O último alerta refere-se a uma forma atípica da doença de Kawasaki: pediatras questionam-se sobre vários casos de crianças, algumas com testes positivos para o vírus SARS-CoV-2, que apresentam estados inflamatórios "multissistémicos".

A doença de Kawasaki, descrita pela primeira vez em 1967 no Japão, afeta principalmente crianças pequenas. A sua origem não é conhecida com precisão e pode misturar fatores infecciosos, genéticos e imunológicos. No entanto, o vínculo com o novo coronavírus ainda não está estabelecido.

Antes destas novas interrogações, a doença COVID-19 era reputada, nos casos graves, por causar síndromes respiratórias agudas graves e atacar principalmente idosos e adultos com fatores de risco como diabetes, hipertensão, excesso de peso, insuficiência cardíaca ou respiratória.

Pode atacar quase tudo no corpo com consequências desastrosas

Semana após semana, os profissionais da saúde descobrem novas peculiaridades e complicações associadas a esta nova doença.

A COVID-19 "pode atacar quase tudo no corpo com consequências desastrosas", disse Harlan Krumholz, da Universidade de Yale, à revista científica americana Science.

Este cardiologista encarregado de recolher dados clínicos sobre a doença nos Estados Unidos, acrescenta: "a sua ferocidade é impressionante e convida à humildade".

"Tempestades de citocinas"

Nas suas formas graves, os médicos perceberam que a doença pode levar a uma resposta imune descontrolada, provocando "tempestades de citocinas" que podem levar à morte. Descrito há apenas vinte anos, esse fenómeno foi observado para outros coronavírus (SARS em 2003, MERS em 2012) e é suspeito de explicar a carnificina da "gripe espanhola" em 1918-19 com quase 50 milhões de mortos.

Parte da pesquisa terapêutica aplica-se precisamente à tentativa de travar essa reação exagerada do sistema imunitário, como é o caso de um medicamento imunomodulador, o tocilizumabe, realizado em França.

Danos neurológicos

A perda do olfato e, em menor grau, do paladar tornou-se um dos marcadores mais confiáveis e distintos da doença.
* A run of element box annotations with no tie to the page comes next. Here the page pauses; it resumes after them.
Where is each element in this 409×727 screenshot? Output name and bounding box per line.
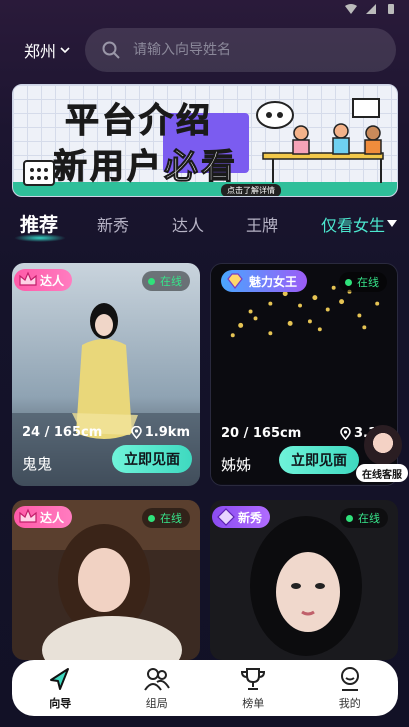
location-pin-icon (340, 427, 351, 440)
banner-title-line1: 平台介绍 (65, 101, 213, 142)
banner-title-line2: 新用户必看 (53, 139, 238, 188)
filter-label: 仅看女生 (320, 216, 385, 235)
level-badge: 达人 (14, 506, 73, 528)
banner-title-line2-a: 新用户 (53, 147, 164, 188)
online-label: 在线 (160, 512, 182, 525)
online-dot (148, 277, 155, 285)
meet-now-button[interactable]: 立即见面 (279, 446, 359, 474)
banner-title-line2-b: 必看 (164, 147, 238, 188)
nav-label: 榜单 (242, 696, 265, 710)
status-bar (0, 0, 409, 22)
guide-card[interactable]: 达人 在线 (12, 500, 200, 660)
tab-expert[interactable]: 达人 (172, 212, 204, 236)
tab-recommend[interactable]: 推荐 (20, 210, 58, 237)
top-row: 郑州 (0, 28, 409, 72)
status-icons (345, 3, 397, 15)
calculator-icon (23, 160, 55, 186)
promo-banner[interactable]: 平台介绍 新用户必看 点击了解详情 (12, 84, 398, 197)
tab-new[interactable]: 新秀 (97, 212, 129, 236)
level-badge: 魅力女王 (221, 270, 308, 292)
crown-icon (19, 271, 37, 286)
level-badge-label: 达人 (40, 510, 65, 525)
nav-label: 我的 (338, 696, 361, 710)
profile-icon (340, 666, 359, 691)
guide-name: 姊姊 (221, 456, 252, 474)
nav-ranking[interactable]: 榜单 (223, 666, 283, 711)
guide-name: 鬼鬼 (22, 455, 53, 473)
search-icon (102, 41, 120, 59)
caret-down-icon (387, 220, 397, 227)
diamond-icon (227, 273, 243, 289)
wifi-icon (345, 4, 357, 14)
diamond-icon (217, 508, 235, 526)
guide-card[interactable]: 新秀 在线 (210, 500, 398, 660)
bottom-nav: 向导 组局 榜单 我的 (12, 660, 398, 716)
customer-service-avatar (364, 425, 402, 465)
age-height: 24 / 165cm (22, 425, 103, 440)
level-badge: 新秀 (212, 506, 271, 528)
trophy-icon (241, 667, 266, 690)
online-dot (346, 514, 353, 522)
category-tabs: 推荐 新秀 达人 王牌 仅看女生 (0, 206, 409, 242)
search-bar[interactable] (85, 28, 396, 72)
tab-ace[interactable]: 王牌 (246, 212, 278, 236)
distance-label: 1.9km (144, 425, 190, 440)
online-dot (345, 278, 352, 286)
level-badge: 达人 (14, 269, 73, 291)
online-dot (148, 514, 155, 522)
distance: 1.9km (130, 425, 190, 440)
location-pin-icon (130, 426, 142, 439)
nav-guide[interactable]: 向导 (30, 666, 90, 711)
city-selector[interactable]: 郑州 (24, 38, 70, 62)
crown-icon (19, 508, 37, 523)
search-input[interactable] (133, 42, 373, 58)
online-status: 在线 (142, 508, 190, 528)
online-label: 在线 (358, 512, 380, 525)
meet-now-button[interactable]: 立即见面 (112, 445, 192, 473)
online-status: 在线 (340, 508, 388, 528)
banner-cta[interactable]: 点击了解详情 (221, 184, 281, 196)
battery-icon (388, 4, 394, 14)
online-status: 在线 (339, 272, 387, 292)
online-label: 在线 (357, 276, 379, 289)
nav-profile[interactable]: 我的 (320, 666, 380, 711)
female-only-filter[interactable]: 仅看女生 (321, 212, 397, 236)
signal-icon (366, 4, 376, 14)
level-badge-label: 达人 (40, 273, 65, 288)
nav-group[interactable]: 组局 (127, 666, 187, 711)
customer-service-float[interactable]: 在线客服 (356, 425, 408, 483)
online-label: 在线 (160, 275, 182, 288)
age-height: 20 / 165cm (221, 426, 302, 441)
nav-label: 向导 (49, 696, 72, 710)
level-badge-label: 魅力女王 (249, 274, 298, 289)
guide-card[interactable]: 达人 在线 24 / 165cm 1.9km 鬼鬼 立即见面 (12, 263, 200, 486)
online-status: 在线 (142, 271, 190, 291)
city-label: 郑州 (24, 42, 57, 61)
level-badge-label: 新秀 (238, 510, 263, 525)
guide-arrow-icon (50, 667, 70, 690)
chevron-down-icon (60, 47, 70, 54)
customer-service-label: 在线客服 (356, 464, 408, 482)
nav-label: 组局 (145, 696, 168, 710)
banner-illustration (256, 98, 384, 183)
group-icon (143, 667, 170, 691)
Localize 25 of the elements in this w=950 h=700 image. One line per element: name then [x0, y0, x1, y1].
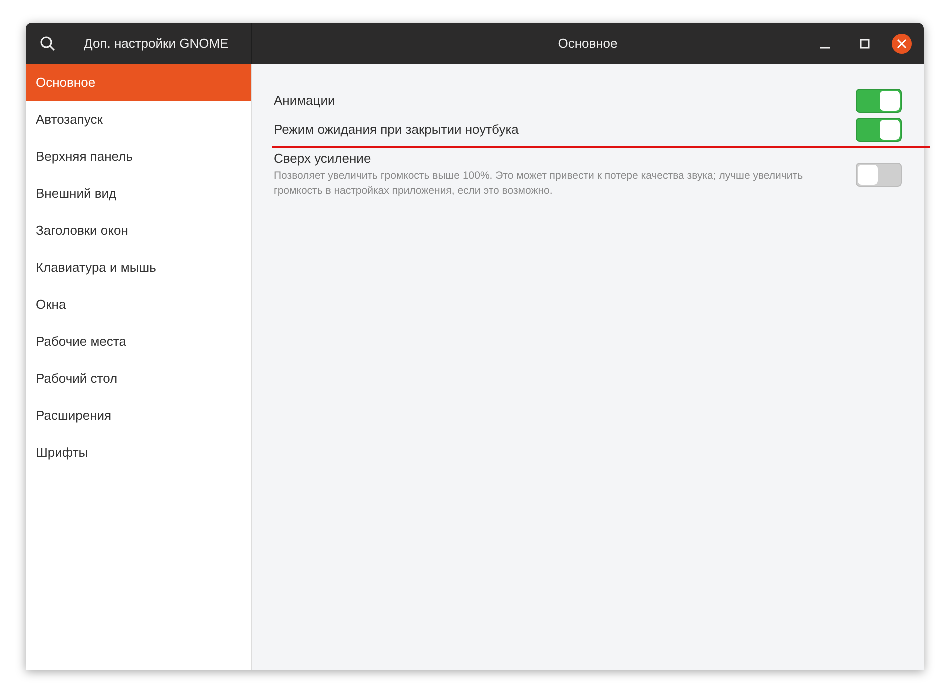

Ao mesmo tempo, observações clínicas apontam para possíveis danos neurológicos ligados ao coronavírus em certos casos graves.

Um estudo observacional realizado no hospital de Estrasburgo, publicado a 15 de abril no New England Journal of Medicine (NEJM), mostrou uma proporção significativa de pacientes que sofrem de agitação e confusão após serem tratados com terapia intensiva.

Mas "faltam dados para determinar" se esses distúrbios são devidos aos efeitos da gravidade da doença com as suas tempestades imunológicas, à própria infeção viral ou consequência dos cuidados intensivos, de acordo com o estudo.

No início de abril, no entanto, uma equipa japonesa relatou a presença de traços de coronavírus no líquido cefalorraquidiano de um paciente com COVID-19 que desenvolveu meningite e encefalite, sugerindo que o SARS-CoV-2 pode penetrar no sistema nervoso central.

Complicações cardiovasculares

Mais e mais estudos - principalmente observacionais, por enquanto, sem explicação precisa e irrefutável - indicam um alto nível de complicações cardiovasculares entre os casos graves de COVID-19.

No final de março, um estudo publicado na revista americana JAMA documentou danos cardíacos em 20% de um grupo de mais de 400 pacientes hospitalizados em Wuhan, China.

Ao mesmo tempo, foi observado a formação anormal de coágulos no sangue de uma parte dos pacientes: um estudo holandês em um grupo de quase 200 pacientes mostra que essa é uma característica de um terço deles.

A presença de coágulos na corrente sanguínea pode ter como consequência dramática um acidente vascular cerebral, embolia pulmonar ou ataque cardíaco. "Essa coagulação não se parece com a habitual", disse Shari Brosnahan, médica no hospital de Nova Iorque NYU Langone.

Mais e mais clínicos e investigadores acreditam que esses coágulos sanguíneos desempenham um papel importante na gravidade e mortalidade da COVID-19. Mas a ligação entre coágulos e o vírus SARS-CoV-2 permanece um mistério, porque pode estar ligada mais uma vez à tempestade inflamatória que atinge alguns pacientes.